Yukarıdaki argümanın en önemli kanıtı ise 1909 yılında Sadrazam Hüseyin Hilmi Paşa’nın önerisine binaen Sultan Mehmed Reşad’ın onayı ile kurulan Târîh-i Osmânî Encümeni’dir. Encümenin temel amacı ilmi değerlere sadık kalarak Osmanlı tarihi yazmaktır. Kendilerinden önce bir şekilde gerek vakanüvisler gerek özel girişimlerle ele alınmış yazıların sırasıyla salname mahiyetinde ve nesnel olduğu gerekçesiyle yeni bir tarih yazımı denemesi girişiminde bulunulmuştur. Encümenin en önemli özelliği ise milli şuur ve vatan bilinci oluşturma amacı gütmesidir. Haftada bir veya iki defa toplanan encümen bir başkan ve on iki uzmandan oluşuyor ve bu görevlilerin hiçbiri maaş almıyordu. Encümen ise bizzat padişah hazinesinden finanse ediliyor, diğer gelirlerinin ise kitap satışından ve bağışlardan geleceği umut ediliyordu.

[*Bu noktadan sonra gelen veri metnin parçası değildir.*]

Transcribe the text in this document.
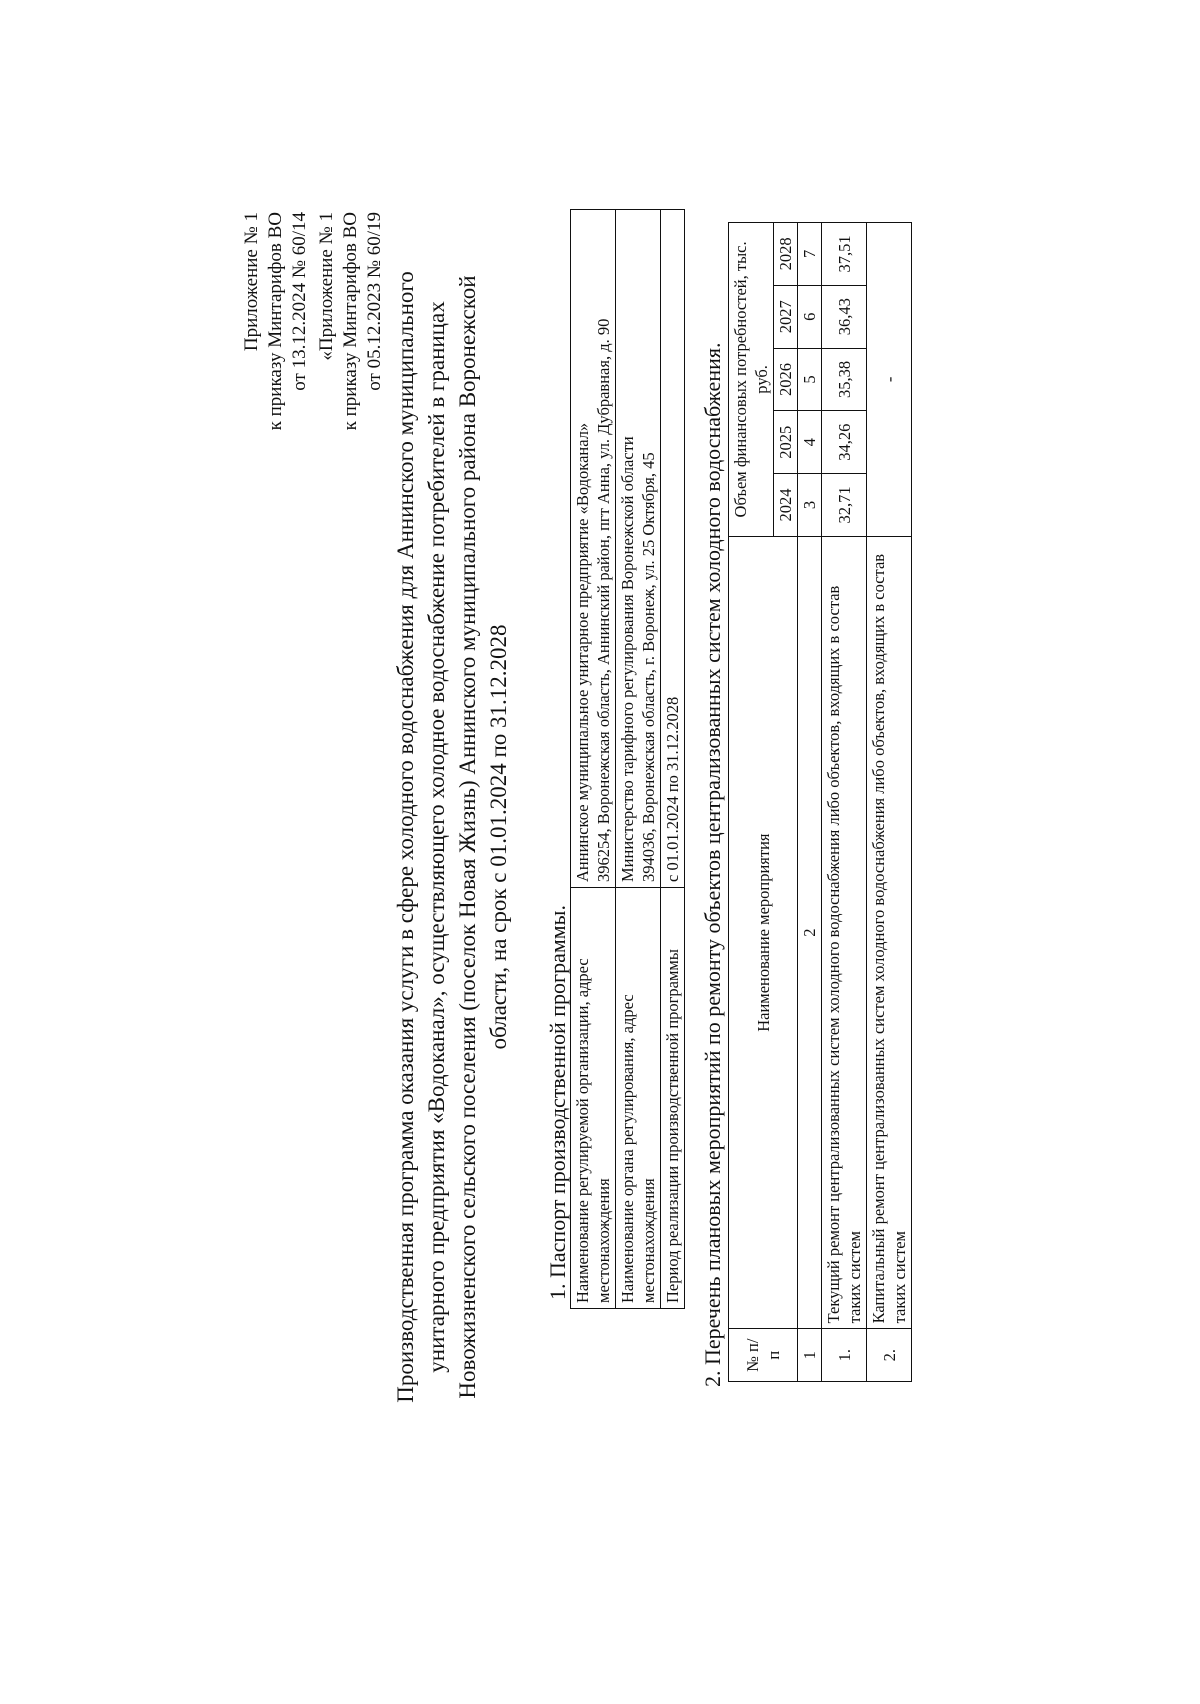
Приложение № 1 к приказу Минтарифов ВО от 13.12.2024 № 60/14 «Приложение № 1 к приказу Минтарифов ВО от 05.12.2023 № 60/19 Производственная программа оказания услуги в сфере холодного водоснабжения для Аннинского муниципального унитарного предприятия «Водоканал», осуществляющего холодное водоснабжение потребителей в границах Новожизненского сельского поселения (поселок Новая Жизнь) Аннинского муниципального района Воронежской области, на срок с 01.01.2024 по 31.12.2028
1. Паспорт производственной программы. Наименование регулируемой организации, адрес местонахождения	Аннинское муниципальное унитарное предприятие «Водоканал» 396254, Воронежская область, Аннинский район, пгт Анна, ул. Дубравная, д. 90

Наименование органа регулирования, адрес местонахождения	Министерство тарифного регулирования Воронежской области 394036, Воронежская область, г. Воронеж, ул. 25 Октября, 45

Период реализации производственной программы	с 01.01.2024 по 31.12.2028 2. Перечень плановых мероприятий по ремонту объектов централизованных систем холодного водоснабжения. № п/п	Наименование мероприятия	Объем финансовых потребностей, тыс. руб.				
		2024	2025	2026	2027	2028
1	2	3	4	5	6	7
1.	Текущий ремонт централизованных систем холодного водоснабжения либо объектов, входящих в состав таких систем	32,71	34,26	35,38	36,43	37,51
2.	Капитальный ремонт централизованных систем холодного водоснабжения либо объектов, входящих в состав таких систем	-				
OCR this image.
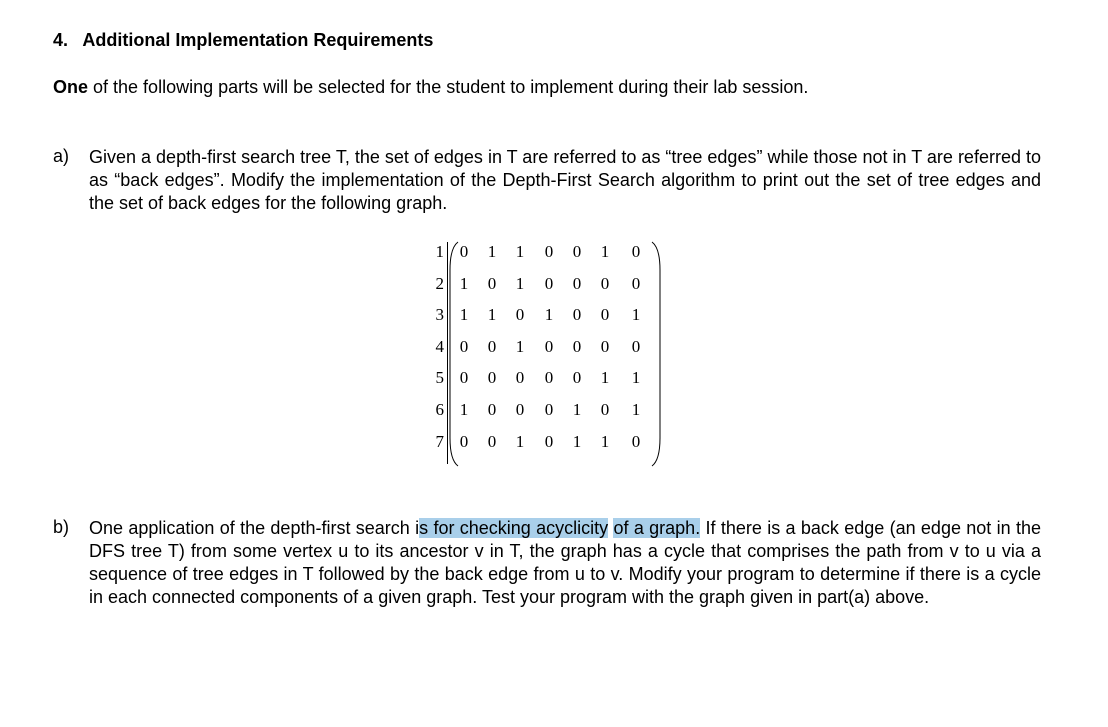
4. Additional Implementation Requirements
One of the following parts will be selected for the student to implement during their lab session.
a) Given a depth-first search tree T, the set of edges in T are referred to as “tree edges” while those not in T are referred to as “back edges”. Modify the implementation of the Depth-First Search algorithm to print out the set of tree edges and the set of back edges for the following graph.
1 0 1 1 0 0 1 0
2 1 0 1 0 0 0 0
3 1 1 0 1 0 0 1
4 0 0 1 0 0 0 0
5 0 0 0 0 0 1 1
6 1 0 0 0 1 0 1
7 0 0 1 0 1 1 0
b) One application of the depth-first search is for checking acyclicity of a graph. If there is a back edge (an edge not in the DFS tree T) from some vertex u to its ancestor v in T, the graph has a cycle that comprises the path from v to u via a sequence of tree edges in T followed by the back edge from u to v. Modify your program to determine if there is a cycle in each connected components of a given graph. Test your program with the graph given in part(a) above.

Encümen ilmi çalışmalarını halka sunabilmek adına iki ya da bir 80 sayfalık bir mecmua çıkarmayı hedefliyordu. İlk sayısını Nisan 1910’da çıkaran Encümen aralıksız sekiz sene boyunca mecmuayı çıkarmaya devam etti. Savaş sonrası yaşanan sıkıntılar nedeniyle bir süre yayınına ara verilen dergi 1921 yılında yeniden çıkmaya başlasa da aynı yıl içerisinde sadece bir sayı çıkarabildi. Cumhuriyet’in kurulması ile birlikte Türk Tarih Encümeni ismini aldığından derginin ismi de Türk Tarih Mecmuası olarak değiştirildi.

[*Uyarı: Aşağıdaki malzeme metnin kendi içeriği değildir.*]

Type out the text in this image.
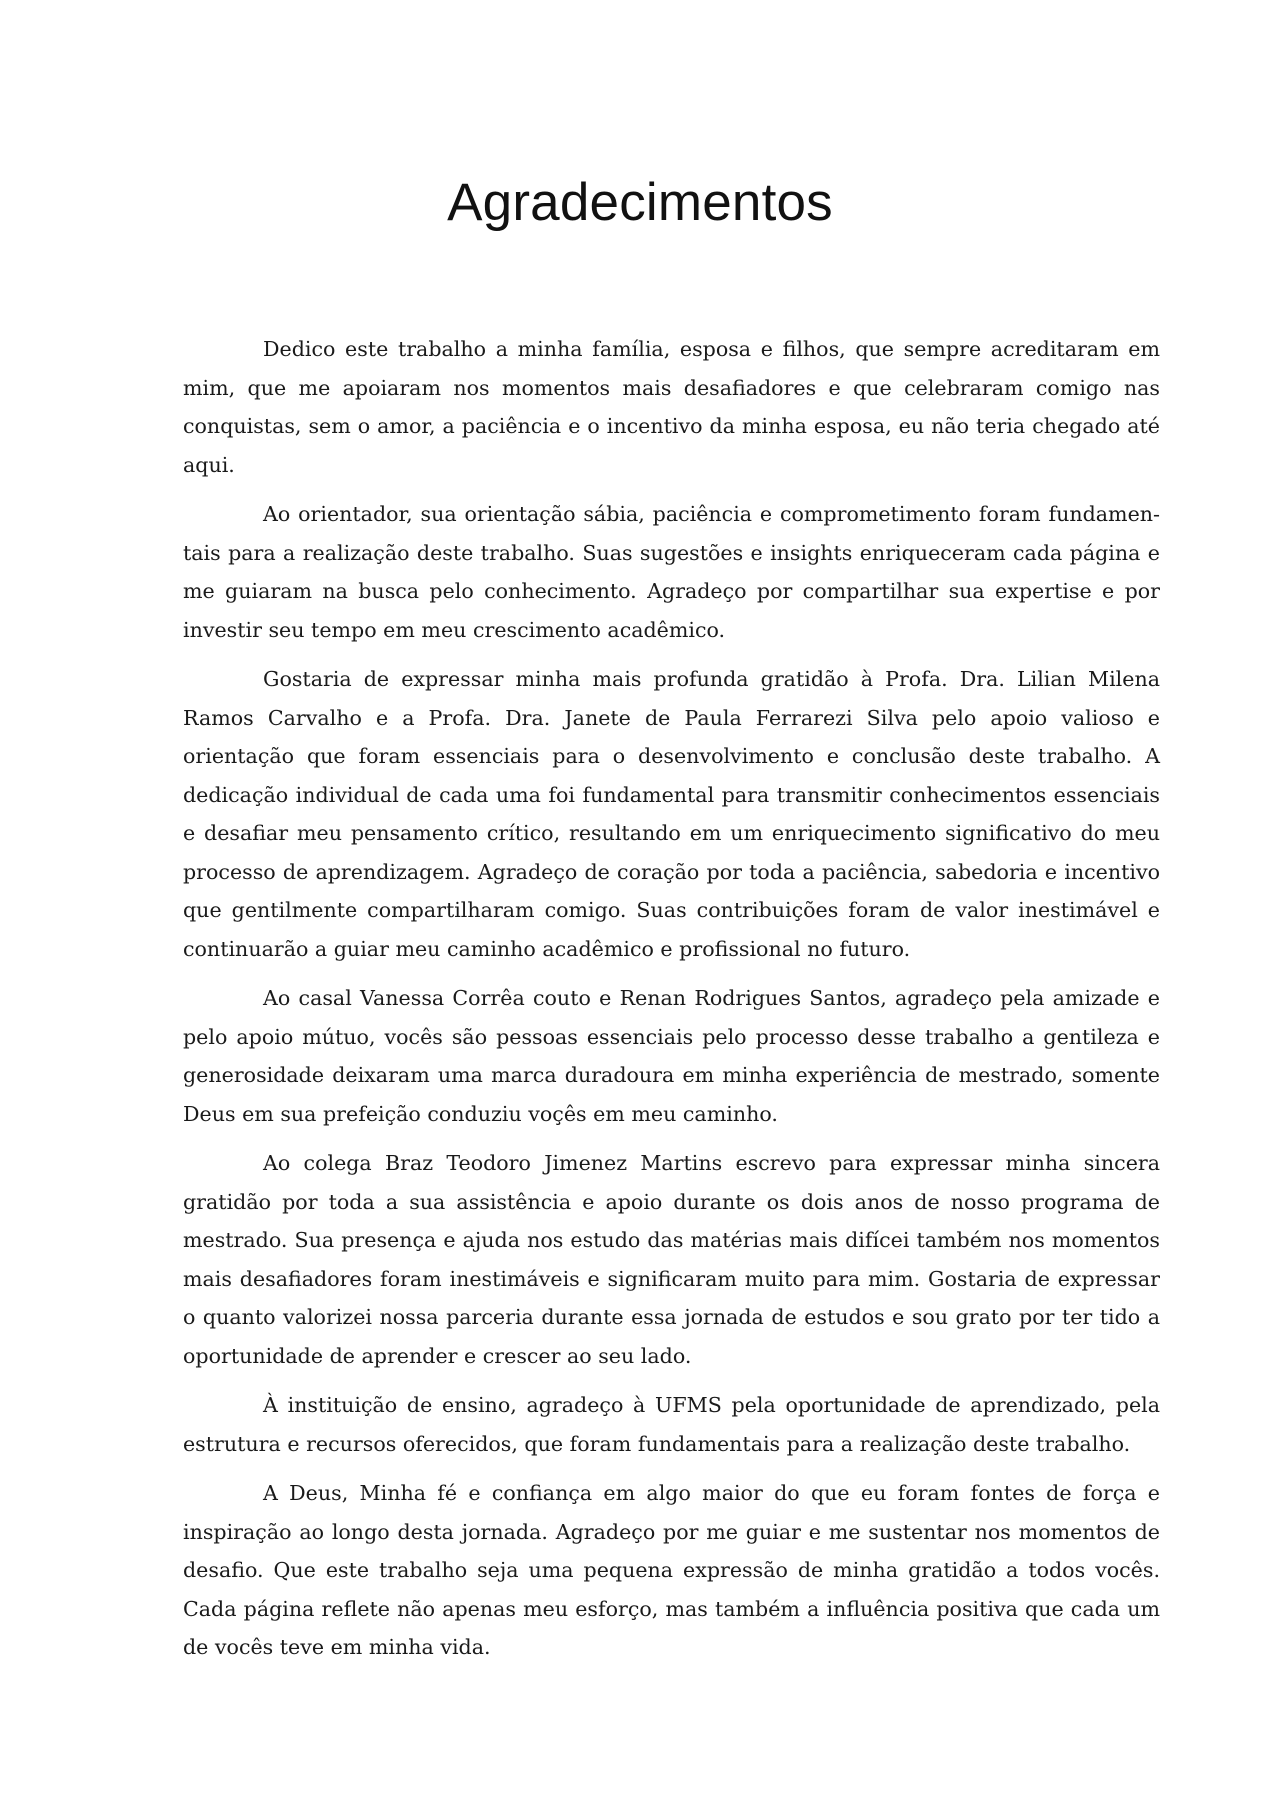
Agradecimentos

Dedico este trabalho a minha família, esposa e filhos, que sempre acreditaram em mim, que me apoiaram nos momentos mais desafiadores e que celebraram comigo nas conquistas, sem o amor, a paciência e o incentivo da minha esposa, eu não teria chegado até aqui.

Ao orientador, sua orientação sábia, paciência e comprometimento foram fundamentais para a realização deste trabalho. Suas sugestões e insights enriqueceram cada página e me guiaram na busca pelo conhecimento. Agradeço por compartilhar sua expertise e por investir seu tempo em meu crescimento acadêmico.

Gostaria de expressar minha mais profunda gratidão à Profa. Dra. Lilian Milena Ramos Carvalho e a Profa. Dra. Janete de Paula Ferrarezi Silva pelo apoio valioso e orientação que foram essenciais para o desenvolvimento e conclusão deste trabalho. A dedicação individual de cada uma foi fundamental para transmitir conhecimentos essenciais e desafiar meu pensamento crítico, resultando em um enriquecimento significativo do meu processo de aprendizagem. Agradeço de coração por toda a paciência, sabedoria e incentivo que gentilmente compartilharam comigo. Suas contribuições foram de valor inestimável e continuarão a guiar meu caminho acadêmico e profissional no futuro.

Ao casal Vanessa Corrêa couto e Renan Rodrigues Santos, agradeço pela amizade e pelo apoio mútuo, vocês são pessoas essenciais pelo processo desse trabalho a gentileza e generosidade deixaram uma marca duradoura em minha experiência de mestrado, somente Deus em sua prefeição conduziu voçês em meu caminho.

Ao colega Braz Teodoro Jimenez Martins escrevo para expressar minha sincera gratidão por toda a sua assistência e apoio durante os dois anos de nosso programa de mestrado. Sua presença e ajuda nos estudo das matérias mais difícei também nos momentos mais desafiadores foram inestimáveis e significaram muito para mim. Gostaria de expressar o quanto valorizei nossa parceria durante essa jornada de estudos e sou grato por ter tido a oportunidade de aprender e crescer ao seu lado.

À instituição de ensino, agradeço à UFMS pela oportunidade de aprendizado, pela estrutura e recursos oferecidos, que foram fundamentais para a realização deste trabalho.

A Deus, Minha fé e confiança em algo maior do que eu foram fontes de força e inspiração ao longo desta jornada. Agradeço por me guiar e me sustentar nos momentos de desafio. Que este trabalho seja uma pequena expressão de minha gratidão a todos vocês. Cada página reflete não apenas meu esforço, mas também a influência positiva que cada um de vocês teve em minha vida.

Encümenin en büyük işlerinden bir tanesi de 1917 yılında çıkardığı, devamının da gelmesi planlanan ancak ilk ciltle sınırlı kalan Osmanlı Tarihi’dir. İlk ciltte Osmanlı Devleti’nin ortaya çıkması, Bizans vs. gibi konular ele alınmıştır. Lakin bu cilt ciddi tartışmalara yol açmış ve eleştirilerden de kurtulamamıştır. Bu cilde en ağır eleştirilerden birini getiren ise Mehmed Fuad Köprülü olmuştur. Târîh-i Osmânî Encümeni olarak kurulan, Cumhuriyet ile birlikte Türk Tarih Encümeni adını alan oluşum, 1931 yılına kadar faaliyet göstermeye devam etti. Yerini 1931 yılında Türk Tarihi Tedkik Cemiyetine, yani 1935 yılında alacağı ve hala var olan Türk Tarih Kurumu’na bıraktı. Faaliyet gösterdiği 20 seneden fazla süre zarfında kuruluş amaçlarına her ne kadar ulaşamamış gözükseler de Târîh-i Osmânî Encümeni milli şuur ve vatan bilincinin yaratılması konusunda Türk Tarih Kurumu gibi oluşumlara öncülük etmesiyle en azından bu amacını yerine getirebilmiştir.